Drunk bogan social skills are still about 100 years behind gay culture. In 8 years of going to gay clubs I have never once scene a fight. And when you think about it there are clubs and dance parties with 500 plus drunk and drugged men and no trouble. What is it about gay men that make us so well mannered even when we have had a skin full? There was a big fight on the boat and blood went everywere. And the bouncers had trouble keeping the two groups separated because what can you do on a boat? Through them over board? We had to pull into Tarronga Zoo ferry wharf and throw one group off. The upper deck looked like something from CSI or dexter with the amount of blood spatter everywhere.

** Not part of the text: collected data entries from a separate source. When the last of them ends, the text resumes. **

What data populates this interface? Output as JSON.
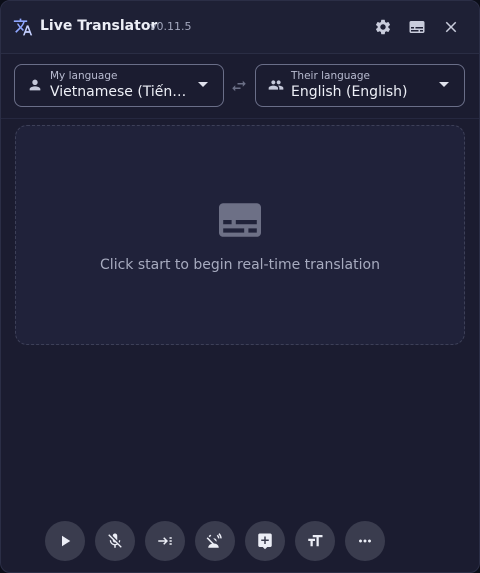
{
  "app": {
    "title": "Live Translator",
    "version": "v0.11.5"
  },
  "titlebar": {
    "icons": [
      "translate-icon",
      "gear-icon",
      "subtitles-icon",
      "close-icon"
    ]
  },
  "languages": {
    "mine": {
      "label": "My language",
      "value": "Vietnamese (Tiếng Việt)",
      "icon": "person-icon"
    },
    "theirs": {
      "label": "Their language",
      "value": "English (English)",
      "icon": "group-icon"
    },
    "swap_icon": "swap-icon"
  },
  "transcript": {
    "icon": "subtitles-icon",
    "hint": "Click start to begin real-time translation"
  },
  "controls": [
    {
      "name": "start-button",
      "icon": "play-icon"
    },
    {
      "name": "mute-mic-button",
      "icon": "mic-off-icon"
    },
    {
      "name": "indent-button",
      "icon": "format-indent-icon"
    },
    {
      "name": "voice-off-button",
      "icon": "voice-over-off-icon"
    },
    {
      "name": "add-feedback-button",
      "icon": "add-comment-icon"
    },
    {
      "name": "text-size-button",
      "icon": "text-size-icon"
    },
    {
      "name": "more-button",
      "icon": "more-horiz-icon"
    }
  ],
  "colors": {
    "background": "#1b1c30",
    "titlebar": "#1e2035",
    "panel": "#20223a",
    "control": "#3a3c4e",
    "text": "#eceef6",
    "muted": "#a7abbf"
  }
}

The Thursday Night before I was at Arq and all the drunk uni students who had been at the Oxford Art Factory decided in their wisdom that they would be “so cool” and go to a gay club and bring their drunk suburban level of interaction with them. Thanks guys and girls, thanks a lot. I mean I really don’t mind if want to have a trip to gay land, but do you really had to shit all over Disney land when you go there? Learn how to interact and behave or fuck off, please.Having said all that I will not be writing anything in deep today I will just be posting my photos when I get them off my phone and say “wish you were here” They flew The Shape Shifters out from London for the boat party, and they had apparently had trouble getting their DJ bags through customs at the airport due to traces of substances on the bags. “Well officer, of course there are traces of substances on my bag, I’m a DJ, how could there not be. I mean every DJ’s bag has traces of coke, ice or syphilis.”
And seeing as it was November I heard the guy who was supplying me with champagne say “November is truly the worst month of the year, it’s the only month you can’t tell who doing Movember and who’s a pedophile.”